Hamish,
Thanks for the tips. I've used r.in.xyz a few times and it is quite an
improvement over the s.in.ascii, s.to.rast (or the grass6 equivalent)
path, but I do want to use v.in.ascii without topology support because
ultimately I want to run a modified version of v.surf.rst that I wrote
to process very large lidar point sets. On grass5 and the sites format,
I could process over 350 million points using my modified v.surf.rst and
it was a bit faster than v.surf.rst on smaller inputs around 10 million
points. I would like to clean up my code a bit and submit it to the
GRASS project or perhaps have it as an add-on, but the new vector format
is limiting the number of points I can get into Grass6.
I followed the previous memory problems discussed by you, Helena, and
Radim, and I think this is a separate problem. I'm not sure if the
problem that freeing memory is slow applies to the tokenizer in the
first pass over the data or something in the topology building. I
thought it was the latter.
I think the recent change in G_free_tokens for LL projections is a bug,
but a bug that is fixable in a rather short period of time. I don't
have any lat/long data to test on and I won't have much time to look
into in the next few weeks, but perhaps I can take a look at it in late
July. The bigger problem is the 64-bit file support in the vector
library. Are the 64-bit file I/O function ftello and fseeko portable to
all the different platforms that run grass? Perhaps Glynn knows? If
there is any point in the code that writes file offsets to disk, we
would need to be careful about compatibility issues there. I don't know
this section of the code very well, so I'm reluctant to make any
changes, before getting some advice.
-Andy
On Thu, 2006-06-29 at 17:59 +1200, Hamish wrote:
Andrew Danner wrote:
> I'm having problems importing huge lidar point sets using v.in.ascii.

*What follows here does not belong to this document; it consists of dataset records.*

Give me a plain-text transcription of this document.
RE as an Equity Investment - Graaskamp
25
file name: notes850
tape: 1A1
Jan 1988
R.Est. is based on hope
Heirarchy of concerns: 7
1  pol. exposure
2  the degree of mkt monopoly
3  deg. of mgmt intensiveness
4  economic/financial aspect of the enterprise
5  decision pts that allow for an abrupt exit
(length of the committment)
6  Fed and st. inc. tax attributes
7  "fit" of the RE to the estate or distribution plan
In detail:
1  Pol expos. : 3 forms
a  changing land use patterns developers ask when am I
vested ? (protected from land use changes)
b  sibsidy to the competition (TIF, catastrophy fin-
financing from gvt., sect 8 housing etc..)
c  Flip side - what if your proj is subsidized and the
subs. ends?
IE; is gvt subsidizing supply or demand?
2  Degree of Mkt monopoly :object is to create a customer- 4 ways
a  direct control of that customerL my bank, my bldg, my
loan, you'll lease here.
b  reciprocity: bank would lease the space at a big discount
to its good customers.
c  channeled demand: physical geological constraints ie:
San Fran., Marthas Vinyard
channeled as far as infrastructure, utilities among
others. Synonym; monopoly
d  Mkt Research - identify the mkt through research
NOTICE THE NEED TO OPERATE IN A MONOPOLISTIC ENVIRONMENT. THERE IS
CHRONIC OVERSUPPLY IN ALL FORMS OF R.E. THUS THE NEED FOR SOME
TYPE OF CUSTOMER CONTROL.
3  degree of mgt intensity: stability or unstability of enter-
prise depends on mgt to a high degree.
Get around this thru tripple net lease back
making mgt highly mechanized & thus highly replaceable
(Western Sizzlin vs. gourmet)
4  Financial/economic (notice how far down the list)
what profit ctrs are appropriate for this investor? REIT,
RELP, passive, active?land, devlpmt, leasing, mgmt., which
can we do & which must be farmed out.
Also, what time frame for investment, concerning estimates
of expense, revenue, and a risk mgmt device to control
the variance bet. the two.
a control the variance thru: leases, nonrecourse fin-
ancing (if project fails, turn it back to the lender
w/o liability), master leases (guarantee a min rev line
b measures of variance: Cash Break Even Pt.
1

> I thought this issue was resolved with the -b flag, but v.in.ascii is
> consuming all the memory even in the initial scan of the data (before
> building the topology, which should be skipped with the -b flag)
>
> My data set is comma separated x,y,z points
>
> v.in.ascii -ztb input=BasinPoints.txt output=NeuseBasinPts fs="," z=3
>
> Sample data:
>
> 1939340.84,825793.89,657.22
> 1939071.95,825987.78,660.22
> 1939035.52,826013.97,662.46
> 1938762.45,826210.15,686.28
> 1938744.05,826223.34,688.57
> 1938707.4,826249.58,694.1
> 1938689.21,826262.62,696.55
> 1938670.91,826275.77,698.07
> 1938616.48,826314.99,699.31
> 1938598.36,826328.09,698.58
>
> I have over 300 million such records and the input file is over 11GB.
>
> v.in.ascii runs out of memory and crashes during points_analyse in
> v.in.ascii/points.c
Hi,
you'll probably want to use the new r.in.xyz module for anything more
than 3 million points. I think v.surf.rst is the only module which can
do something useful with vector points without topology.
http://grass.ibiblio.org/grass61/manuals/html61_user/r.in.xyz.html
http://hamish.bowman.googlepages.com/grassfiles#xyz
v.in.ascii (without -b) has finite memory needs due to topological support.

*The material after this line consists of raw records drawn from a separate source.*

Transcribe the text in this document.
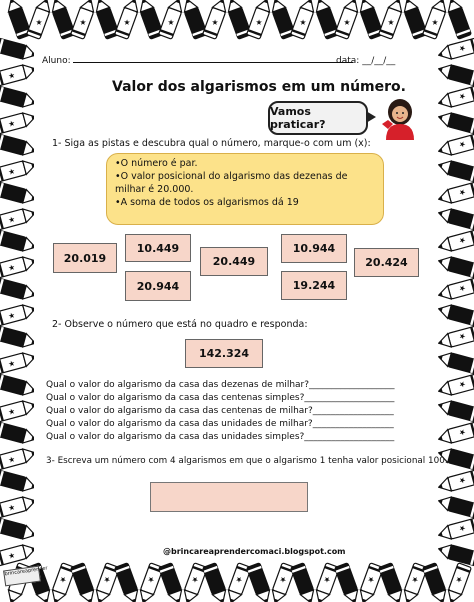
★	★	★	★	★	★	★	★	★	★
★	★	★	★	★	★	★	★	★	★
★
★
★
★
★
★
★
★
★
★
★
★
★
★
★
★
★
★
★
★
★
★
Aluno:	data: __/__/__
Valor dos algarismos em um número.
Vamos praticar?
1- Siga as pistas e descubra qual o número, marque-o com um (x):
•O número é par.
•O valor posicional do algarismo das dezenas de
milhar é 20.000.
•A soma de todos os algarismos dá 19
20.019
10.449
20.944
20.449
10.944
19.244
20.424
2- Observe o número que está no quadro e responda:
142.324
Qual o valor do algarismo da casa das dezenas de milhar?___________________
Qual o valor do algarismo da casa das centenas simples?____________________
Qual o valor do algarismo da casa das centenas de milhar?__________________
Qual o valor do algarismo da casa das unidades de milhar?__________________
Qual o valor do algarismo da casa das unidades simples?____________________
3- Escreva um número com 4 algarismos em que o algarismo 1 tenha valor posicional 100.
@brincareaprendercomaci.blogspot.com
brincareaprender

Search the mailing list archives for many comments on "v.in.ascii memory
leak" by Radim, Helena, and myself on the subject. Here is some valgrind
analysis I did on it at the time:
http://bambi.otago.ac.nz/hamish/grass/memleak/v.in.ascii/
If you can find a way to lessen the memory footprint, then great!
Same for large file and 64bit support fixes.
> I can now see why the free was originally moved outside the loop
> to fix lat/long problems: because tokens[i] is redirected to a
> different buffer in the LL case. This seems problematic and a possible
> source of memory leaks.
but LL parsing support was only added relatively recently? need to check
the CVS log. rev 1.9:
http://freegis.org/cgi-bin/viewcvs.cgi/grass6/vector/v.in.ascii/points.c
so not a "core" unfixable part of the code?
Radim said that freeing memory was slow. Maybe free a chunk of memory
every 50000th point or so?
Hamish